The emergence of the “talent” process in organizational settings has enabled a perceptual 180-degree shift from the more generic labels of “employee,” “associate,” “laborer” or “applicant.” When the demand for employees went global and markets were reshaped by technology, information and competition, the lens through which applicants were seen as potential employees broadened in order to accommodate the skill requirement shifts that started to reshape 21st-century global business competition.

The individuals who emerged from the technology, information and competition wheelhouse had to be more than just the embodiment of their education, skill set and work experiences. Global demand dictated an awakening in which organizations recruit “talent” (the applied use of gifts or grit) based on someone’s immediate ability to be an asset in sustaining an organization’s competitive edge.

Global expansion means that the internal demand for talent occurs in competition within and across industries. For human resources (HR) practitioners, this demand means rethinking criteria for recruiting talent. For learning and development (L&D) practitioners, it means reformulating the process for how employees learn. For hiring managers, it means repackaging the subjective criteria often used in selection decisions.

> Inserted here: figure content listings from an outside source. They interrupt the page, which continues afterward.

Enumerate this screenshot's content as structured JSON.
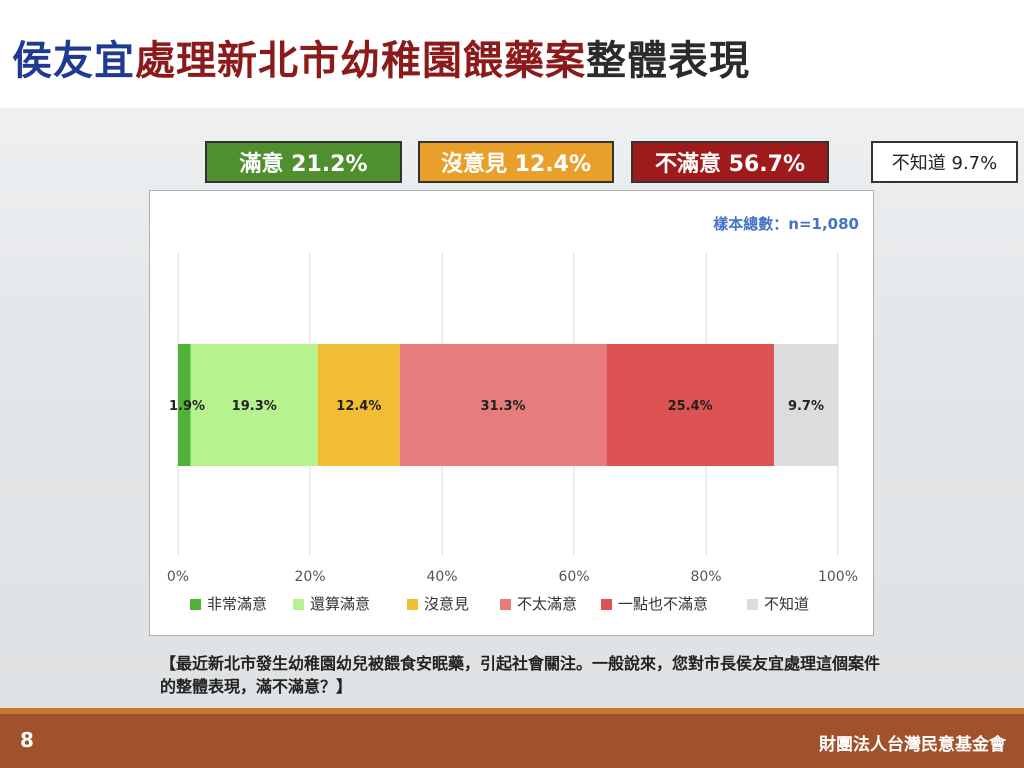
{
  "slide": {
    "title_part1": "侯友宜",
    "title_part2": "處理新北市幼稚園餵藥案",
    "title_part3": "整體表現",
    "title_colors": {
      "part1": "#1f3a93",
      "part2": "#8b1a1a",
      "part3": "#2b2b2b"
    },
    "page_number": "8",
    "organization": "財團法人台灣民意基金會",
    "question": "【最近新北市發生幼稚園幼兒被餵食安眠藥，引起社會關注。一般說來，您對市長侯友宜處理這個案件的整體表現，滿不滿意？】"
  },
  "summary": [
    {
      "id": "satisfied",
      "label": "滿意 21.2%",
      "color": "#4f8f2e"
    },
    {
      "id": "noopinion",
      "label": "沒意見 12.4%",
      "color": "#e9a02a"
    },
    {
      "id": "dissatisfied",
      "label": "不滿意 56.7%",
      "color": "#9f1b1b"
    },
    {
      "id": "unknown",
      "label": "不知道 9.7%",
      "color": "#ffffff"
    }
  ],
  "chart_data": {
    "type": "bar",
    "orientation": "horizontal",
    "stacked": true,
    "sample_size_label": "樣本總數：n=1,080",
    "xlim": [
      0,
      100
    ],
    "x_ticks": [
      "0%",
      "20%",
      "40%",
      "60%",
      "80%",
      "100%"
    ],
    "grid": true,
    "legend_position": "bottom",
    "series": [
      {
        "name": "非常滿意",
        "value": 1.9,
        "label": "1.9%",
        "color": "#4fb33a"
      },
      {
        "name": "還算滿意",
        "value": 19.3,
        "label": "19.3%",
        "color": "#b6f28f"
      },
      {
        "name": "沒意見",
        "value": 12.4,
        "label": "12.4%",
        "color": "#f0bd35"
      },
      {
        "name": "不太滿意",
        "value": 31.3,
        "label": "31.3%",
        "color": "#e67c7c"
      },
      {
        "name": "一點也不滿意",
        "value": 25.4,
        "label": "25.4%",
        "color": "#dd5252"
      },
      {
        "name": "不知道",
        "value": 9.7,
        "label": "9.7%",
        "color": "#dcdcdc"
      }
    ]
  }
}
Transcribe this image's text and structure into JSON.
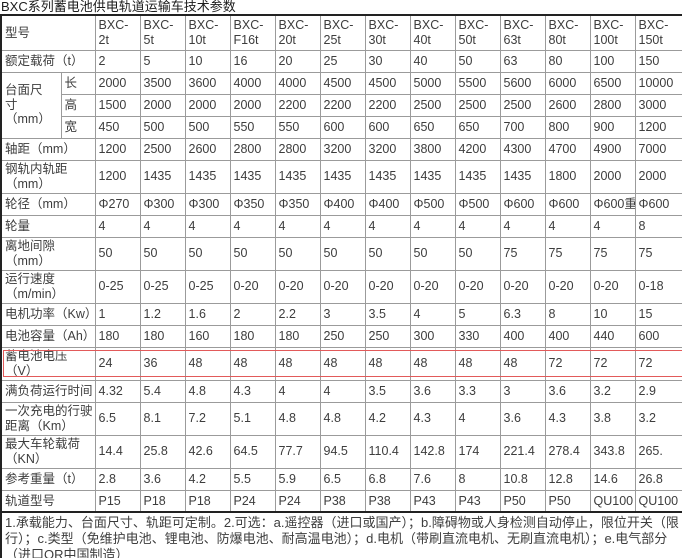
{
  "title": "BXC系列蓄电池供电轨道运输车技术参数",
  "highlight": {
    "color": "#e25a5a",
    "row_key": "battery_voltage"
  },
  "table": {
    "model_label": "型号",
    "models": [
      "BXC-2t",
      "BXC-5t",
      "BXC-10t",
      "BXC-F16t",
      "BXC-20t",
      "BXC-25t",
      "BXC-30t",
      "BXC-40t",
      "BXC-50t",
      "BXC-63t",
      "BXC-80t",
      "BXC-100t",
      "BXC-150t"
    ],
    "rows": [
      {
        "key": "rated_load",
        "label": "额定载荷（t）",
        "values": [
          "2",
          "5",
          "10",
          "16",
          "20",
          "25",
          "30",
          "40",
          "50",
          "63",
          "80",
          "100",
          "150"
        ]
      },
      {
        "key": "platform_size",
        "label": "台面尺\n寸\n（mm）",
        "subrows": [
          {
            "key": "length",
            "label": "长",
            "values": [
              "2000",
              "3500",
              "3600",
              "4000",
              "4000",
              "4500",
              "4500",
              "5000",
              "5500",
              "5600",
              "6000",
              "6500",
              "10000"
            ]
          },
          {
            "key": "height",
            "label": "高",
            "values": [
              "1500",
              "2000",
              "2000",
              "2000",
              "2200",
              "2200",
              "2200",
              "2500",
              "2500",
              "2500",
              "2600",
              "2800",
              "3000"
            ]
          },
          {
            "key": "width",
            "label": "宽",
            "values": [
              "450",
              "500",
              "500",
              "550",
              "550",
              "600",
              "600",
              "650",
              "650",
              "700",
              "800",
              "900",
              "1200"
            ]
          }
        ]
      },
      {
        "key": "wheelbase",
        "label": "轴距（mm）",
        "values": [
          "1200",
          "2500",
          "2600",
          "2800",
          "2800",
          "3200",
          "3200",
          "3800",
          "4200",
          "4300",
          "4700",
          "4900",
          "7000"
        ]
      },
      {
        "key": "rail_gauge",
        "label": "钢轨内轨距\n（mm）",
        "tall": true,
        "values": [
          "1200",
          "1435",
          "1435",
          "1435",
          "1435",
          "1435",
          "1435",
          "1435",
          "1435",
          "1435",
          "1800",
          "2000",
          "2000"
        ]
      },
      {
        "key": "wheel_diameter",
        "label": "轮径（mm）",
        "values": [
          "Φ270",
          "Φ300",
          "Φ300",
          "Φ350",
          "Φ350",
          "Φ400",
          "Φ400",
          "Φ500",
          "Φ500",
          "Φ600",
          "Φ600",
          "Φ600重",
          "Φ600"
        ]
      },
      {
        "key": "wheel_count",
        "label": "轮量",
        "values": [
          "4",
          "4",
          "4",
          "4",
          "4",
          "4",
          "4",
          "4",
          "4",
          "4",
          "4",
          "4",
          "8"
        ]
      },
      {
        "key": "ground_clearance",
        "label": "离地间隙\n（mm）",
        "tall": true,
        "values": [
          "50",
          "50",
          "50",
          "50",
          "50",
          "50",
          "50",
          "50",
          "50",
          "75",
          "75",
          "75",
          "75"
        ]
      },
      {
        "key": "running_speed",
        "label": "运行速度\n（m/min）",
        "tall": true,
        "values": [
          "0-25",
          "0-25",
          "0-25",
          "0-20",
          "0-20",
          "0-20",
          "0-20",
          "0-20",
          "0-20",
          "0-20",
          "0-20",
          "0-20",
          "0-18"
        ]
      },
      {
        "key": "motor_power",
        "label": "电机功率（Kw）",
        "values": [
          "1",
          "1.2",
          "1.6",
          "2",
          "2.2",
          "3",
          "3.5",
          "4",
          "5",
          "6.3",
          "8",
          "10",
          "15"
        ]
      },
      {
        "key": "battery_capacity",
        "label": "电池容量（Ah）",
        "values": [
          "180",
          "180",
          "160",
          "180",
          "180",
          "250",
          "250",
          "300",
          "330",
          "400",
          "400",
          "440",
          "600"
        ]
      },
      {
        "key": "battery_voltage",
        "label": "蓄电池电压\n（V）",
        "tall": true,
        "highlighted": true,
        "values": [
          "24",
          "36",
          "48",
          "48",
          "48",
          "48",
          "48",
          "48",
          "48",
          "48",
          "72",
          "72",
          "72"
        ]
      },
      {
        "key": "full_load_run_time",
        "label": "满负荷运行时间",
        "values": [
          "4.32",
          "5.4",
          "4.8",
          "4.3",
          "4",
          "4",
          "3.5",
          "3.6",
          "3.3",
          "3",
          "3.6",
          "3.2",
          "2.9"
        ]
      },
      {
        "key": "range_per_charge",
        "label": "一次充电的行驶\n距离（Km）",
        "tall": true,
        "values": [
          "6.5",
          "8.1",
          "7.2",
          "5.1",
          "4.8",
          "4.8",
          "4.2",
          "4.3",
          "4",
          "3.6",
          "4.3",
          "3.8",
          "3.2"
        ]
      },
      {
        "key": "max_wheel_load",
        "label": "最大车轮载荷\n（KN）",
        "tall": true,
        "values": [
          "14.4",
          "25.8",
          "42.6",
          "64.5",
          "77.7",
          "94.5",
          "110.4",
          "142.8",
          "174",
          "221.4",
          "278.4",
          "343.8",
          "265."
        ]
      },
      {
        "key": "reference_weight",
        "label": "参考重量（t）",
        "values": [
          "2.8",
          "3.6",
          "4.2",
          "5.5",
          "5.9",
          "6.5",
          "6.8",
          "7.6",
          "8",
          "10.8",
          "12.8",
          "14.6",
          "26.8"
        ]
      },
      {
        "key": "rail_model",
        "label": "轨道型号",
        "values": [
          "P15",
          "P18",
          "P18",
          "P24",
          "P24",
          "P38",
          "P38",
          "P43",
          "P43",
          "P50",
          "P50",
          "QU100",
          "QU100"
        ]
      }
    ],
    "notes": "1.承载能力、台面尺寸、轨距可定制。2.可选：a.遥控器（进口或国产）；b.障碍物或人身检测自动停止，限位开关（限行）；c.类型（免维护电池、锂电池、防爆电池、耐高温电池）；d.电机（带刷直流电机、无刷直流电机）；e.电气部分（进口OR中国制造）"
  }
}
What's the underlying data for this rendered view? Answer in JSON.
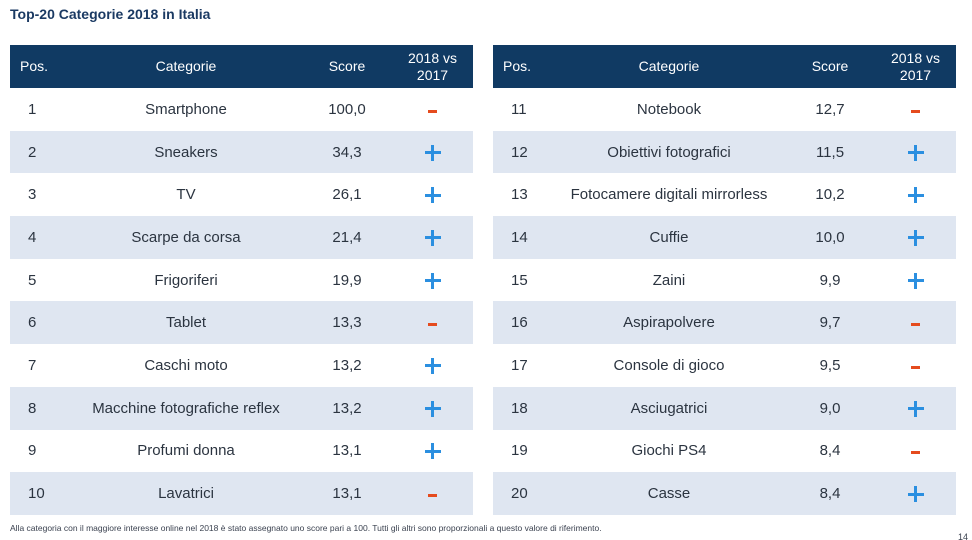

The transformation to a talent mindset is a detonation at the base of the silos that frequently kept HR, L&D, and organizational development functions from interacting as a cohesive unit. The talent approach requires a seamless connection in which recruiting is not just an HR task but a talent acquisition process in which the collaboration of these functions supports point-of-entry decisions that further the organization’s mission.

Given the accelerated patterns of growth and decline that permeate the organizational landscape, the traditional hire and turnover numbers that were often equated with dispensable and replaceable employees are intolerable metrics for an organization that seeks to elevate its competitive ability against a backdrop of talented applicants who have many options of where to go for the full expression of their talent. What has evolved is a talent management process in which an individual’s full picture becomes the template with which the organization positions itself to engage and embrace talent on an authentic platform of expression, application and ongoing learning that does more than just allow that person to remain employed.

Talent management is uniquely positioned to combine the efforts of human resources, learning and development, and organizational development in a transformative process that maximizes the full spectrum of organizational talent.

Talent Acquisition

The well-known pipeline of recruitment activities, over time, gave a certain level of comfort, stability and predictability to a process in which familiarity with locations and relationships bred a welcomed set of applicants whom the organization measured against a standard set of outcomes. The activities-based process provided a consistent influx of candidates who engaged around the organization’s established norms.

This process is effective when there is an abundance of individuals who are both available for recruiting and eager to have a specific organizational experience. However, at a time when the demand for talent arguably outweighs the available supply, talent acquisition requires more than the standard set of recruiting activities.

Expanding the lens opens the acquisition process to explore areas that, previously, were not always considered. After all, a common thread that stretches across all of the “American Idol” spinoffs is that talent is not unique to one person. Just imagine the talent acquisition possibilities!

Talent Development

In much the same way that a music coach trains, nurtures and guides a gifted singer into prominence, in talent development, the leader is responsible for establishing the platform for how the organization will guide the individual talents of each team member. The activities of HR, L&D, and organizational development should support the process of creating a manager/employee relationship that nurtures knowledge, skills and learning.

Talent assessment profiles, learning plans, performance measures and goal achievement are all essential elements of the talent development process. Organizations should offer them as part of a cyclical process that fine-tunes the skills of both the individual and the team leader. Development occurs across a period of time and a set of activities that include mileposts for measuring how well the organizations is leveraging its talent. No longer a “hit and miss” activity driven by the personal motivation of the team leader, talent development is an organizational activity that’s not limited by directives but facilitated by direction.

Talent Progression

We are working in a time when the outdated Darwinian survival-of-the-fittest approach to “who moves on” is challenged by the employee’s option of playing in another jungle. As a result, talent progression requires the interaction of effective skill training, project visibility and continuous learning. In a “talent on display” environment, progression is not just about grooming employees for movement within a hierarchy but about positioning them for a broader venue of opportunities within the talent management model.

Consistent high performance is the result of collaborative efforts by human resources, learning and development, and organizational development to upskill hiring managers and reorient their thought process to one in which they carry out all of their responsibilities under the umbrella of a talent management model that acquires, develops and progresses talent in an ongoing process of guided applied learning.